Nun schimpfen die Genossen, während die Unionisten stolz auf ihre Führungsfrau sind, weil diese endlich einmal klare Kante gezeigt hat. Ein Sieg für Merkel also? Und eine Niederlage für die SPD?

Mitnichten. Denn mit der Eskalation des Konflikts überlässt die Kanzlerin den Sozialdemokraten den Mindestlohn endgültig als Wahlkampfthema. Das wird die Union bald in Bedrängnis bringen. Denn in Deutschland ist es Zeit für den Mindestlohn. Mit den Wandlungen von Arbeits- und Entlohnungsformen hat sich auch die Sicht vieler Menschen auf gesetzliche Lohnuntergrenzen verändert.

Die Einführung von Mindestlöhnen ist längst nicht mehr ein Randthema, um das Linke und Gewerkschafter kämpfen. Auch immer mehr Ökonomen, Manager und Arbeitgeberlobbyisten erkennen, dass es eine untere Lohngrenze geben sollte, die definiert, was noch als anständige Bezahlung gilt.

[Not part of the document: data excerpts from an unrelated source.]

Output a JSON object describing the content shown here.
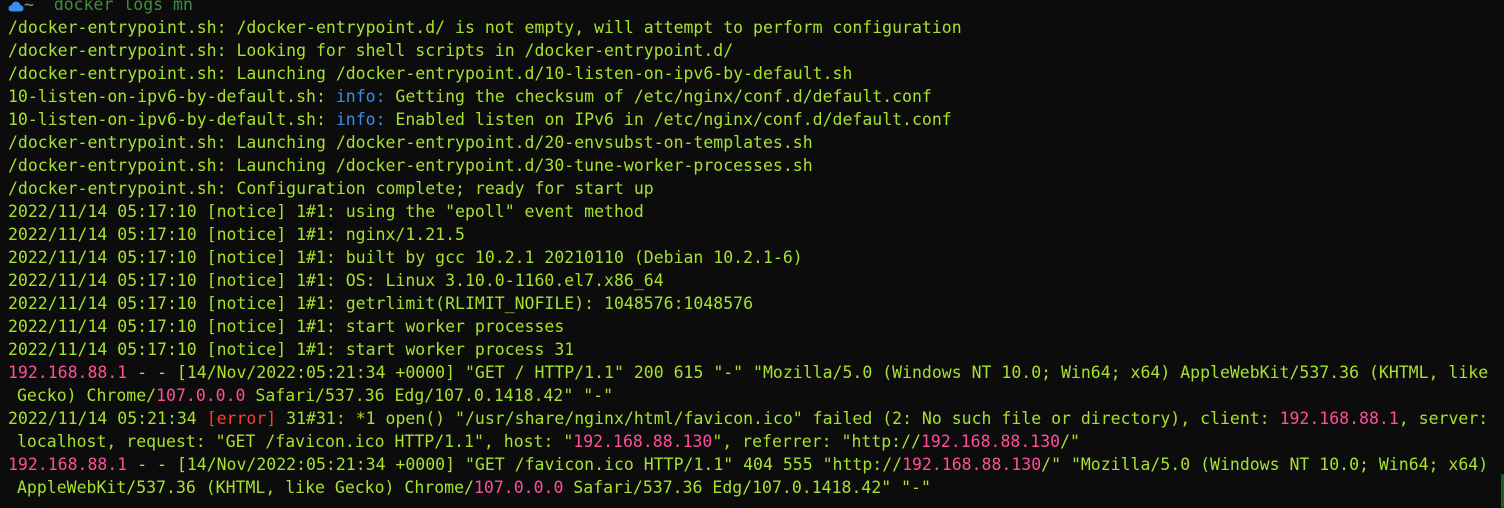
{
  "prompt": {
    "icon": "cloud-icon",
    "tilde": "~",
    "command": "docker logs mn"
  },
  "lines": [
    "/docker-entrypoint.sh: /docker-entrypoint.d/ is not empty, will attempt to perform configuration",
    "/docker-entrypoint.sh: Looking for shell scripts in /docker-entrypoint.d/",
    "/docker-entrypoint.sh: Launching /docker-entrypoint.d/10-listen-on-ipv6-by-default.sh"
  ],
  "info_lines": [
    {
      "prefix": "10-listen-on-ipv6-by-default.sh: ",
      "tag": "info:",
      "text": " Getting the checksum of /etc/nginx/conf.d/default.conf"
    },
    {
      "prefix": "10-listen-on-ipv6-by-default.sh: ",
      "tag": "info:",
      "text": " Enabled listen on IPv6 in /etc/nginx/conf.d/default.conf"
    }
  ],
  "lines2": [
    "/docker-entrypoint.sh: Launching /docker-entrypoint.d/20-envsubst-on-templates.sh",
    "/docker-entrypoint.sh: Launching /docker-entrypoint.d/30-tune-worker-processes.sh",
    "/docker-entrypoint.sh: Configuration complete; ready for start up",
    "2022/11/14 05:17:10 [notice] 1#1: using the \"epoll\" event method",
    "2022/11/14 05:17:10 [notice] 1#1: nginx/1.21.5",
    "2022/11/14 05:17:10 [notice] 1#1: built by gcc 10.2.1 20210110 (Debian 10.2.1-6)",
    "2022/11/14 05:17:10 [notice] 1#1: OS: Linux 3.10.0-1160.el7.x86_64",
    "2022/11/14 05:17:10 [notice] 1#1: getrlimit(RLIMIT_NOFILE): 1048576:1048576",
    "2022/11/14 05:17:10 [notice] 1#1: start worker processes",
    "2022/11/14 05:17:10 [notice] 1#1: start worker process 31"
  ],
  "access1": {
    "ip": "192.168.88.1",
    "rest1": " - - [14/Nov/2022:05:21:34 +0000] \"GET / HTTP/1.1\" 200 615 \"-\" \"Mozilla/5.0 (Windows NT 10.0; Win64; x64) AppleWebKit/537.36 (KHTML, like",
    "cont1": "Gecko) Chrome/",
    "chrome": "107.0.0.0",
    "cont2": " Safari/537.36 Edg/107.0.1418.42\" \"-\""
  },
  "error1": {
    "time": "2022/11/14 05:21:34 ",
    "tag": "[error]",
    "rest1": " 31#31: *1 open() \"/usr/share/nginx/html/favicon.ico\" failed (2: No such file or directory), client: ",
    "client": "192.168.88.1",
    "rest2": ", server:",
    "cont1": "localhost, request: \"GET /favicon.ico HTTP/1.1\", host: \"",
    "host": "192.168.88.130",
    "cont2": "\", referrer: \"http://",
    "referrer": "192.168.88.130",
    "cont3": "/\""
  },
  "access2": {
    "ip": "192.168.88.1",
    "rest1": " - - [14/Nov/2022:05:21:34 +0000] \"GET /favicon.ico HTTP/1.1\" 404 555 \"http://",
    "ref": "192.168.88.130",
    "rest2": "/\" \"Mozilla/5.0 (Windows NT 10.0; Win64; x64)",
    "cont1": "AppleWebKit/537.36 (KHTML, like Gecko) Chrome/",
    "chrome": "107.0.0.0",
    "cont2": " Safari/537.36 Edg/107.0.1418.42\" \"-\""
  },
  "colors": {
    "background": "#0c0c0c",
    "text": "#a6e22e",
    "ip": "#ff4f9a",
    "info": "#3b8eea",
    "error": "#ff3b30"
  }
}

Mit dieser Einsicht waren ursprünglich auch SPD und Union gestartet. Zu Beginn des gemeinsamen Regierens waren die Koalitionäre einig, dass es nicht in Ordnung ist, wenn Friseure in Sachsen oder Wachmänner in Thüringen nur drei oder vier Euro pro Stunde verdienen, auf die der Staat dann noch Arbeitslosengeld draufzahlen muss.

Von dieser richtigen Erkenntnis gelangten die Parteien aber zu untauglichen Lösungen. Weil CDU und CSU an ihrem pauschalen Nein zu generellen Mindestlöhnen festhielten, sollte es Lohnuntergrenzen nur in einzelnen Branchen geben. So landete die Koalition bei den Postlern.

Gerade diese Branche ist wegen ihrer Besonderheiten als Präzedenzfall aber denkbar ungeeignet. Ein ehemaliger Monopolist kämpft kurz vor der Marktliberalisierung um seine Pfründe, es gibt alte Privilegien der Post und neue Begehrlichkeiten ihrer Konkurrenten. Zudem verdienen die Beschäftigten hier gar nicht so schlecht wie in anderen Branchen.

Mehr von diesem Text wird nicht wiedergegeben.